The basic principle of radiation therapy is to induce DNA breaks within cancer cells resulting in cellular injury, and ultimately leading to apoptosis, or cell death. Similarly, conventional chemotherapeutic agents act by preferentially disrupting cancer cell mitosis through DNA damage, ultimately inhibiting cellular division [1, 2]. For years, chemotherapy and radiotherapy have been administered concurrently—with great success in some cancers, especially locally advanced solid tumors where the combined approach leads to better local control and improved survival—in an effort to synergize each other. The concept is rather simple: Chemotherapeutic agents are used as radiosensitizing agents, thereby potentiating the effects of radiation therapy. In order to accomplish this task, the chemotherapeutic agent in question must possess properties and characteristics that allow them to perform such a role. Various agents including antimetabolites, platinum-based agents, taxanes, some molecular targeted agents, and others including topoisomerase I inhibitors (such as irinotecan) do possess such properties by (1) directly increasing the initial radiation damage through their incorporation into DNA, (2) inhibiting cellular repair, (3) accumulating cancer cells in a radiosensitive phase or the converse, i.e., eliminating cells in a radioresistant phase, (4) eliminating hypoxic cells, and/or (5) inhibiting the accelerated repopulation of tumor cells. However, if the combination of chemotherapy and radiation is beneficial against cancer, it is also clearly detrimental to normal tissues because of its enhanced toxicity, which has limited its use in cancers located within organs—liver cancer for example—that are especially vulnerable and sensitive to injury. As a result, combining chemotherapy with radiation is only helpful if the therapeutic benefits on tumors far exceed toxicities on normal tissues [2]. This is the main reason why liver cancer has traditionally been off limits for combined therapy.

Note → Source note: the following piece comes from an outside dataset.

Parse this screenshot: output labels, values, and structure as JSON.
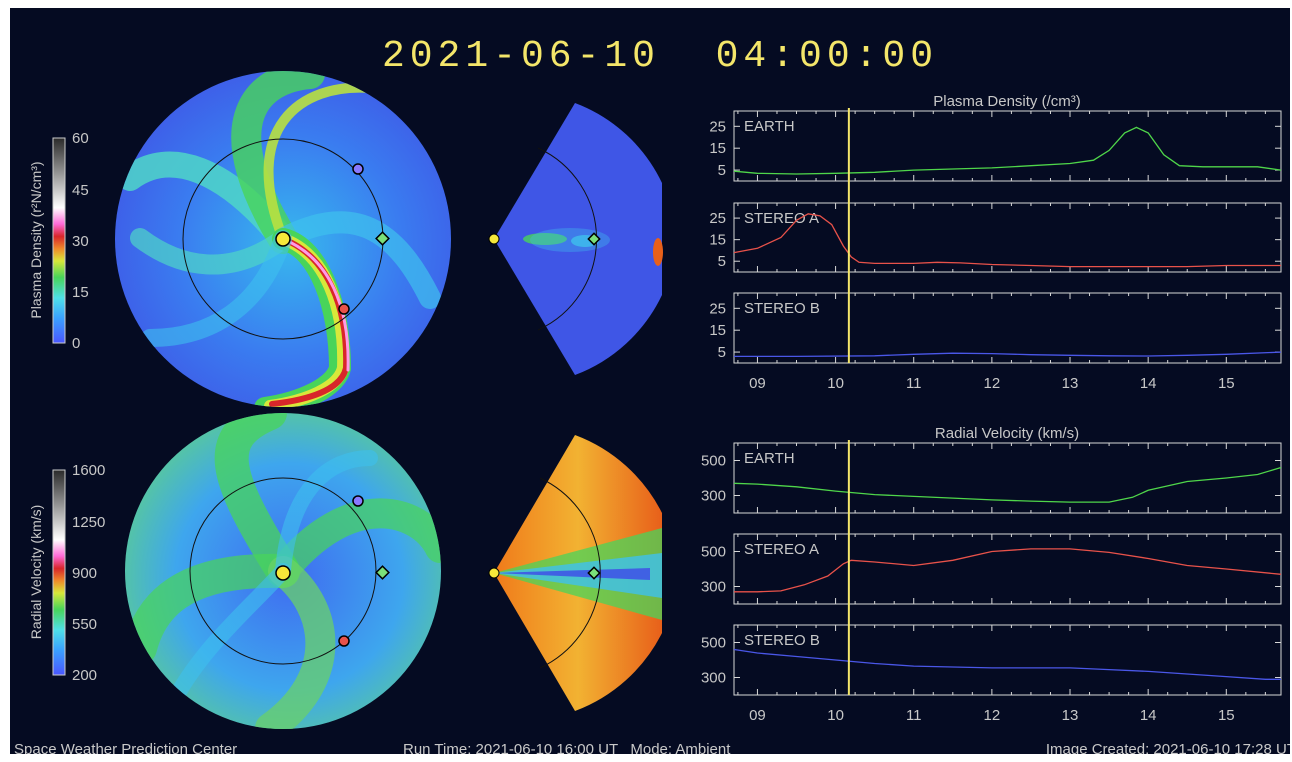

By combining chemotherapy and radiation in the form of irinotecan-loaded beads and yttrium-90 glass beads delivered intraarterially within minutes of each other, the authors of the manuscript in the current issue of CVIR demonstrate, in an animal model of metastatic liver cancer, that such combination is not only feasible technically and more potent than either one alone, but also safe [3]. Precedence exists in cervical cancer where chemotherapy infused intraarterially was combined with external radiation therapy to deliver a more potent therapy to target tissues [4]. The novelty here is that both therapies were introduced intraarterially capitalizing on the facts that (1) yttrium-90 as a beta emitter has a low penetration in tissue, thereby preserving healthy liver tissue which is in turn essential to metabolize irinotecan into its active form SN38, and (2) the glass beads used to deliver yttrium-90 to the liver tumors are largely non-embolic and therefore do not restrict arterial inflow preserving oxygenation within the tumor, which, as mentioned above, is a critical element of radiation effect [3, 5]. This two-prong assault on the liver tumor was made possible by the presence of SN38 permeating the liver tissue which at least in theory was able to reach the cancer cells not reached by the yttrium-90 beads, because of arterial inflow limitation. In other words, whatever cancer cells were not destroyed by the yttrium-90 because of reduced oxygenation at the periphery of the tumor, the SN38 from irinotecan managed to destroy: a perfect example of synergy [6].
One of the key messages of this CVIR manuscript is that the combination of radiation and chemotherapy to treat liver cancer may be possible clinically when administered intraarterially and carefully as described in the study. This was done by using non-embolic particles to deliver the radiation in order to minimize disruption of the tumor microenvironment and toxicity on healthy liver tissue so that the chemotherapeutic agent can do its job. This encouraging study now necessitates a rigorous clinical trial to confirm these exciting findings.